I just had an interesting discussion with my VAR about migration from Workgroup PDM to PDM standard.

Here are a few nuggets:

It is not expected that users will implement PDM standard without help and training from the VAR. Cost approx £1500 per customer, £1000 for implementation and £500 for training.

Almost all Workgrpoup PDM users installed it without any training, as I did. There is lots of useful info on how to do it on youtube etc, as its a mature product that hasn't changed much recently. As PDM standard is new there is little help from others with experience!

Transferring data from Workgroup PDM to PDM standard is a very complex task and the tools for doing it will only be released to the VAR and not to users. The VAR has enough difficulty. They estimate three days to transfer my data. So I'm looking at £2500 plus £1000, for implementation, the training included in the £2500 - at least, if it goes well. Yes, if they cant get it to work by the third attempt (they are allowing for three attempts as that seems to be the norm...) then I will have to pay more.

Workgroup PDM will not just stop having support, it will simply not work at all beyond 2018. ie any data you have in Workgrpoup PDM will not be accessible if you upgrade to 2018. or at least that is the plan so far.

Workload on VARs to provide help to migrate data is high, and it is not advisable to wait and see or your data migration might be delayed and hence your implementation of 2018 might not be possible. Though it sounds to me like it is very sensible to let your VAR learn how to transfer the data efficiently with as many other customers as possible before you queue up for the service!

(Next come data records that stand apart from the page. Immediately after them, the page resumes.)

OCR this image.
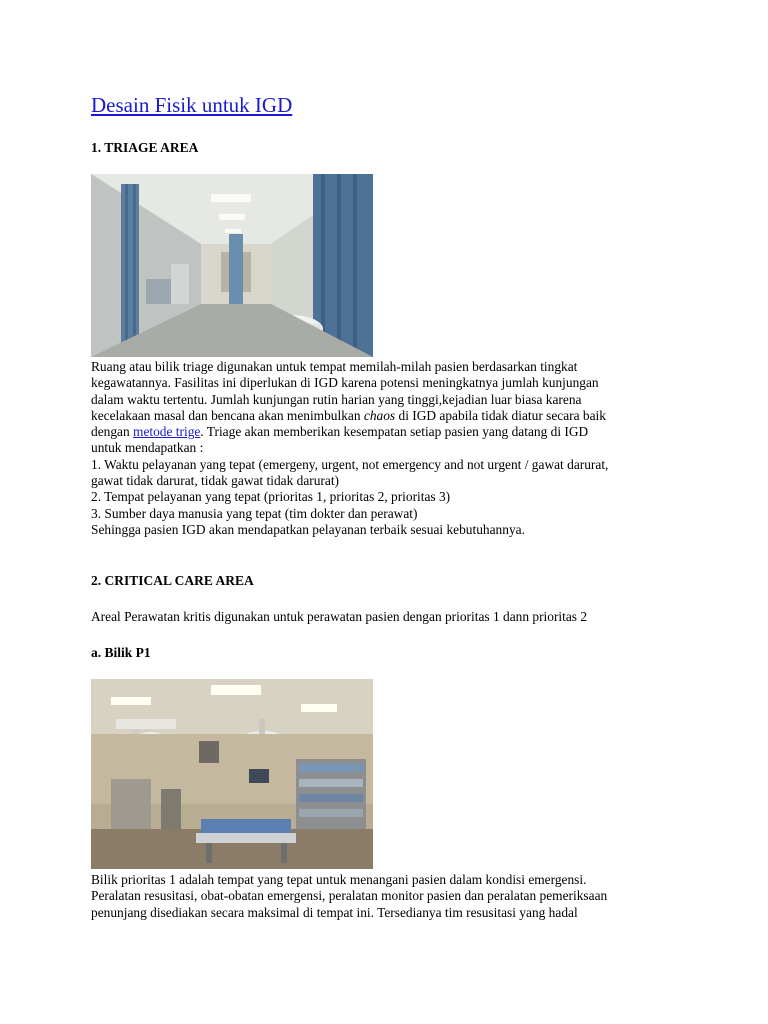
Desain Fisik untuk IGD
1. TRIAGE AREA
Ruang atau bilik triage digunakan untuk tempat memilah-milah pasien berdasarkan tingkat
kegawatannya. Fasilitas ini diperlukan di IGD karena potensi meningkatnya jumlah kunjungan
dalam waktu tertentu. Jumlah kunjungan rutin harian yang tinggi,kejadian luar biasa karena
kecelakaan masal dan bencana akan menimbulkan chaos di IGD apabila tidak diatur secara baik
dengan metode trige. Triage akan memberikan kesempatan setiap pasien yang datang di IGD
untuk mendapatkan :
1. Waktu pelayanan yang tepat (emergeny, urgent, not emergency and not urgent / gawat darurat,
gawat tidak darurat, tidak gawat tidak darurat)
2. Tempat pelayanan yang tepat (prioritas 1, prioritas 2, prioritas 3)
3. Sumber daya manusia yang tepat (tim dokter dan perawat)
Sehingga pasien IGD akan mendapatkan pelayanan terbaik sesuai kebutuhannya.
2. CRITICAL CARE AREA
Areal Perawatan kritis digunakan untuk perawatan pasien dengan prioritas 1 dann prioritas 2
a. Bilik P1
Bilik prioritas 1 adalah tempat yang tepat untuk menangani pasien dalam kondisi emergensi.
Peralatan resusitasi, obat-obatan emergensi, peralatan monitor pasien dan peralatan pemeriksaan
penunjang disediakan secara maksimal di tempat ini. Tersedianya tim resusitasi yang hadal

Explaining to customers about this extra cost to transfer from one "included in the licence" product to another "included in the licence" product is proving very awkward and customers are not at all happy about the unexpected cost. I am not the first to feel I am held to ransom over access to my own data.

My thoughts:

I deeply regret implementing workgroup PDM, and locking my design data into a system that my VAR knew full well had limited lifespan when they were advising me to do it (not that they knew the resultant data migration costs would be so crazy).

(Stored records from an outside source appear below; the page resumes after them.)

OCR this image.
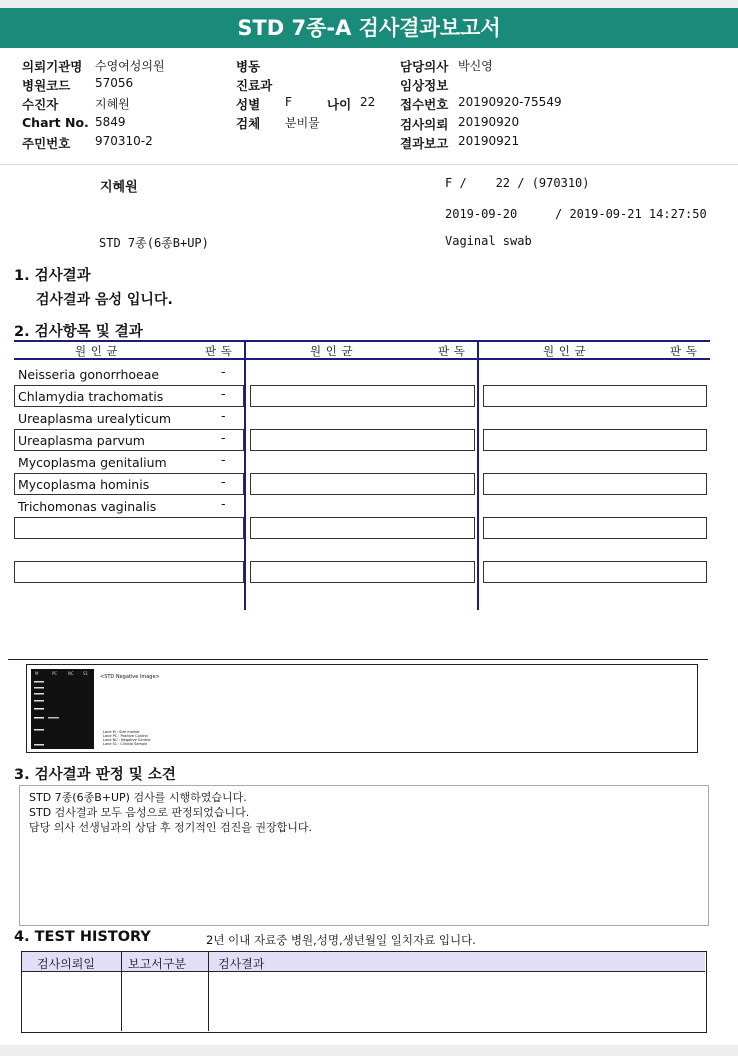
STD 7종-A 검사결과보고서
의뢰기관명 수영여성의원
병원코드 57056
수진자	지혜원
Chart No. 5849
주민번호 970310-2
병동
진료과
성별 F	나이 22
검체 분비물
담당의사 박신영
임상정보
접수번호 20190920-75549
검사의뢰 20190920
결과보고 20190921
지혜원	F /    22 / (970310)
2019-09-20	/ 2019-09-21 14:27:50
STD 7종(6종B+UP)	Vaginal swab
1. 검사결과
검사결과 음성 입니다.
2. 검사항목 및 결과
원 인 균	판 독	원 인 균	판 독	원 인 균	판 독
Neisseria gonorrhoeae	-
Chlamydia trachomatis	-
Ureaplasma urealyticum	-
Ureaplasma parvum	-
Mycoplasma genitalium	-
Mycoplasma hominis	-
Trichomonas vaginalis	-
M	PC	NC S1
<STD Negative Image>
Lane M : Size marker
Lane PC : Positive Control
Lane NC : Negative Control
Lane S1 : Clinical Sample
3. 검사결과 판정 및 소견
STD 7종(6종B+UP) 검사를 시행하였습니다.
STD 검사결과 모두 음성으로 판정되었습니다.
담당 의사 선생님과의 상담 후 정기적인 검진을 권장합니다.
4. TEST HISTORY	2년 이내 자료중 병원,성명,생년월일 일치자료 입니다.
검사의뢰일	보고서구분	검사결과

What do I get from PDM? (compared to windows file system)

  • Where used data, very useful at times.
  • Ability to refer to past versions, well sort of, looking at past versions without overwriting the latest is not so easy - well I used that 3 times in 2 years. I had the last 6 weeks available on std file system backups anyway, and an archive of previous SW versions.
  • Thank goodness I didn't spend time on any API stuff in workgroup as PDM standard doesn't have any of that.
  • Better file sharing and file locking - but my colleague retired so we are now only two users rather than three, so that advantage is pretty limited.
  • More hassle than I had before

What advantage will PDM standard have over Workgroup PDM.

Well, of course its newer, better technology. Its a much better system. It has a clear upgrade path to PDM pro (enterprise PDM) (which I need about as much as SAP).
It seems as far a the user experience is concerned there is no advantage. Only a loss of API functionality. It is easier for the VAR and Solidworks to support as its the same (but limited) product as EPDM so they save cost and training and we pay to migrate our data or lose access to it.

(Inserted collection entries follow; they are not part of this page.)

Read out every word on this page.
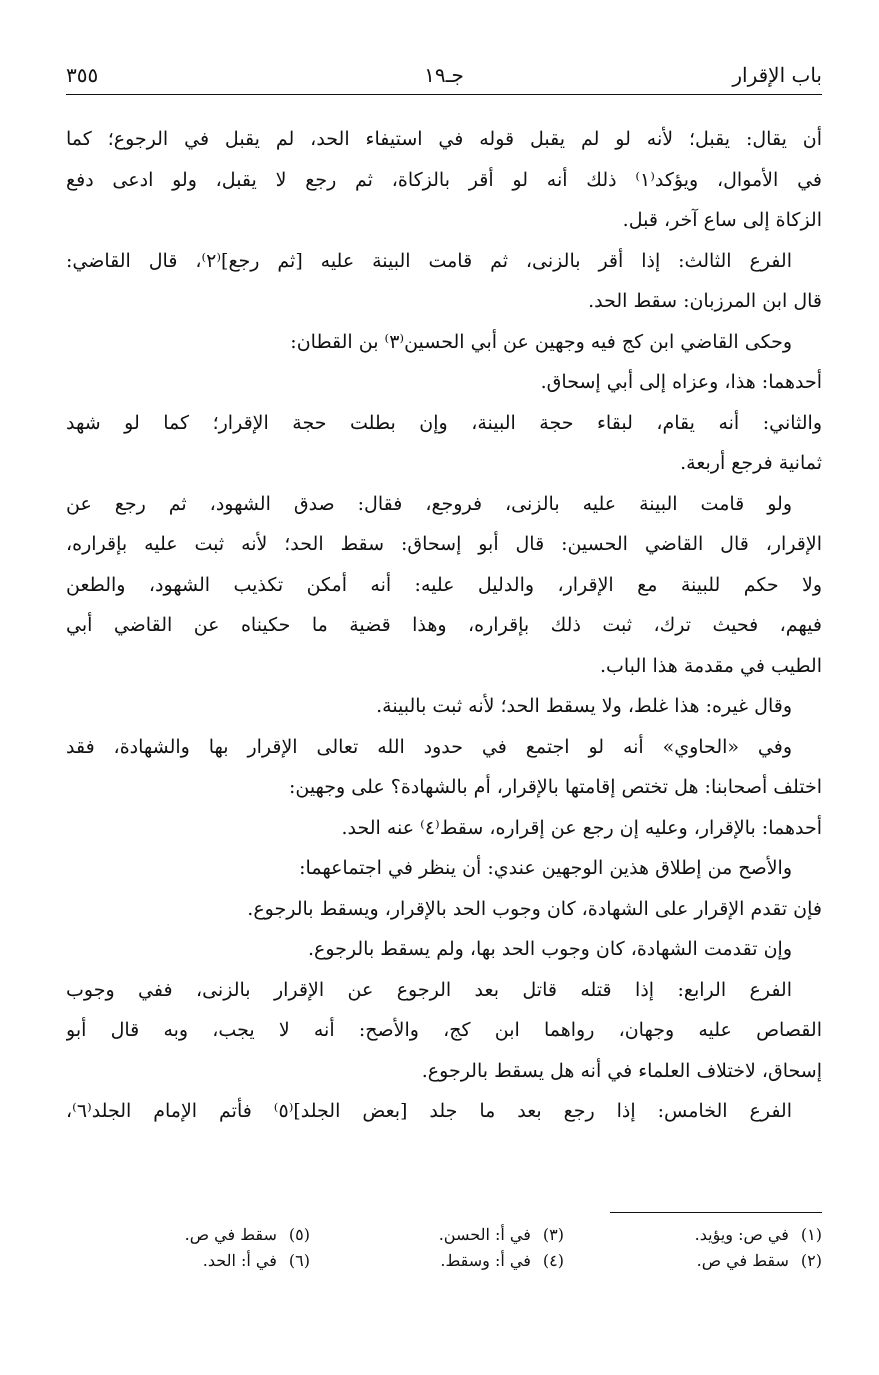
باب الإقرار
جـ١٩
٣٥٥
أن يقال: يقبل؛ لأنه لو لم يقبل قوله في استيفاء الحد، لم يقبل في الرجوع؛ كما
في الأموال، ويؤكد⁽١⁾ ذلك أنه لو أقر بالزكاة، ثم رجع لا يقبل، ولو ادعى دفع
الزكاة إلى ساع آخر، قبل.
الفرع الثالث: إذا أقر بالزنى، ثم قامت البينة عليه [ثم رجع]⁽٢⁾، قال القاضي:
قال ابن المرزبان: سقط الحد.
وحكى القاضي ابن كج فيه وجهين عن أبي الحسين⁽٣⁾ بن القطان:
أحدهما: هذا، وعزاه إلى أبي إسحاق.
والثاني: أنه يقام، لبقاء حجة البينة، وإن بطلت حجة الإقرار؛ كما لو شهد
ثمانية فرجع أربعة.
ولو قامت البينة عليه بالزنى، فروجع، فقال: صدق الشهود، ثم رجع عن
الإقرار، قال القاضي الحسين: قال أبو إسحاق: سقط الحد؛ لأنه ثبت عليه بإقراره،
ولا حكم للبينة مع الإقرار، والدليل عليه: أنه أمكن تكذيب الشهود، والطعن
فيهم، فحيث ترك، ثبت ذلك بإقراره، وهذا قضية ما حكيناه عن القاضي أبي
الطيب في مقدمة هذا الباب.
وقال غيره: هذا غلط، ولا يسقط الحد؛ لأنه ثبت بالبينة.
وفي «الحاوي» أنه لو اجتمع في حدود الله تعالى الإقرار بها والشهادة، فقد
اختلف أصحابنا: هل تختص إقامتها بالإقرار، أم بالشهادة؟ على وجهين:
أحدهما: بالإقرار، وعليه إن رجع عن إقراره، سقط⁽٤⁾ عنه الحد.
والأصح من إطلاق هذين الوجهين عندي: أن ينظر في اجتماعهما:
فإن تقدم الإقرار على الشهادة، كان وجوب الحد بالإقرار، ويسقط بالرجوع.
وإن تقدمت الشهادة، كان وجوب الحد بها، ولم يسقط بالرجوع.
الفرع الرابع: إذا قتله قاتل بعد الرجوع عن الإقرار بالزنى، ففي وجوب
القصاص عليه وجهان، رواهما ابن كج، والأصح: أنه لا يجب، وبه قال أبو
إسحاق، لاختلاف العلماء في أنه هل يسقط بالرجوع.
الفرع الخامس: إذا رجع بعد ما جلد [بعض الجلد]⁽٥⁾ فأتم الإمام الجلد⁽٦⁾،
(١)في ص: ويؤيد.
(٣)في أ: الحسن.
(٥)سقط في ص.
(٢)سقط في ص.
(٤)في أ: وسقط.
(٦)في أ: الحد.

So my conclusion is to wait, surely there is no way users are going to take this costly hit to migrate.

SW 2018 will arrive and users will not move to it until a migration path to PDM std from WPDM is provided at a sensible cost, or in a way they can implement themselves.

Meanwhile, I will be looking to find out, not how to implement PDM std on my own, but how to extract my data back to a windows file system myself.

I'm sure that can done for a lot less than the cost of the data migration.